Oliver Postgate and the Guild Socialist tradition
Oliver Postgate has died. There is an
excellent obituary by Philip Purser in today's
Guardian.
As Philip Purser points out, Oliver Postgate was born into the British left. His father,
Raymond Postgate, was a Communist in the early 1920s, before he wised up, mellowed, gently expanded and edited the
Good Food Guide. Oliver's auntie,
Margaret Postgate, married
G.D.H. Cole, the one twentieth century British socialist who managed to be somehow quintessentially Fabian and anti-Fabian at the same time. All three were active in the
Guild Socialist movement of the 1910s and early 1920s.
One of the great treats of parenthood is having an iron-clad excuse for revisiting one's childhood loves - or what one now imagines them to have been. And Oliver Postgate's
corpus is high up there amongst the things I have been busily revisiting with my son over the past two or three years. We have the DVDs of
Ivor the Engine,
The Clangers and
Bagpuss. We have a couple of
Noggin the Nog books.
Is there any connection between these classic children's TV programs and the sort of radical milieu which Oliver Postgate grew up in?

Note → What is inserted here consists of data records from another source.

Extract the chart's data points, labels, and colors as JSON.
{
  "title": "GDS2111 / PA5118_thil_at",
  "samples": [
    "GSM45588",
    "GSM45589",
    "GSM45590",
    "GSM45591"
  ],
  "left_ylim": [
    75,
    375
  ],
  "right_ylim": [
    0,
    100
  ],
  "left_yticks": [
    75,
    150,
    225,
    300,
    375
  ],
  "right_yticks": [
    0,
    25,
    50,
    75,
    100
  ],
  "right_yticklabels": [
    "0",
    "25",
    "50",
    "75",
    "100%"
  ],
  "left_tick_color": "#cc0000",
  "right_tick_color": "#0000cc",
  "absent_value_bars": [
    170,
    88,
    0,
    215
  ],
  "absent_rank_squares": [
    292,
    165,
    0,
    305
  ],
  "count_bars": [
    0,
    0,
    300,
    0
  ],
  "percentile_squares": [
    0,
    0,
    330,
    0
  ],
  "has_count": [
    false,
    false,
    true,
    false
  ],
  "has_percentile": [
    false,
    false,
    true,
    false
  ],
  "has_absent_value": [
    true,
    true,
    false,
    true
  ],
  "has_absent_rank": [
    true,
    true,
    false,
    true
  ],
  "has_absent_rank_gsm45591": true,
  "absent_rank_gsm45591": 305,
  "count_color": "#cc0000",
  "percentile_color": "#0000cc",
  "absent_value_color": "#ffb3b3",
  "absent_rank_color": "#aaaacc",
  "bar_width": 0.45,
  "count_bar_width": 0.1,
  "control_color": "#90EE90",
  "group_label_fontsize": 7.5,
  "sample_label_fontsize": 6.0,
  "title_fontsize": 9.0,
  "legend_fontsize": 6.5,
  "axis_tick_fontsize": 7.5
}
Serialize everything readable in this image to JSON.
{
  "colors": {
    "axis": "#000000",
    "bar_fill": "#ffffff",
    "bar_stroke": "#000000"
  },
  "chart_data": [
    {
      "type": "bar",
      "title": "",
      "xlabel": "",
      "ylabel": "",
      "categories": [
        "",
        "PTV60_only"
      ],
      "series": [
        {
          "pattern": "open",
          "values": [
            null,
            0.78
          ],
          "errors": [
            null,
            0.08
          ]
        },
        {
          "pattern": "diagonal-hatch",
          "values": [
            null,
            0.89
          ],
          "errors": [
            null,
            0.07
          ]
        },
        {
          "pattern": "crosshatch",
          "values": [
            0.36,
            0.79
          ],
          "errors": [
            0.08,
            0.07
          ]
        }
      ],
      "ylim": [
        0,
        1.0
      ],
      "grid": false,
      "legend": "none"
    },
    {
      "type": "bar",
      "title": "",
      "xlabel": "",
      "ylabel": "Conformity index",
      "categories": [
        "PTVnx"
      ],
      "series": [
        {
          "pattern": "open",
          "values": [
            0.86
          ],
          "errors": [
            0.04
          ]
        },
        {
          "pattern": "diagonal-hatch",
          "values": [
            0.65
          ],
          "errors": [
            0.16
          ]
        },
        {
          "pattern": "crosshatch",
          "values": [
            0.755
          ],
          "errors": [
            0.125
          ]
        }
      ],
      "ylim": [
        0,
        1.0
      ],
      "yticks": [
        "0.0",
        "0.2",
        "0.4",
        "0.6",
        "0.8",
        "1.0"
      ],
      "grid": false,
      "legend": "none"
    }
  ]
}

Philip Purser suggests as much, and Zoe Williams
explores the point further. I agree. The programs and books have a definite ethos, without ever being preachy.
In
Ivor the Engine, the characters are defined by their jobs ('Jones the Steam', 'Dai Station') and, although capitalist relations of production are there in the background, they clearly see their jobs in terms of simple good service to the community, rather like the imaginary good citizens of a Guild Socialist utopia. The community itself is a strong, but benevolent, force.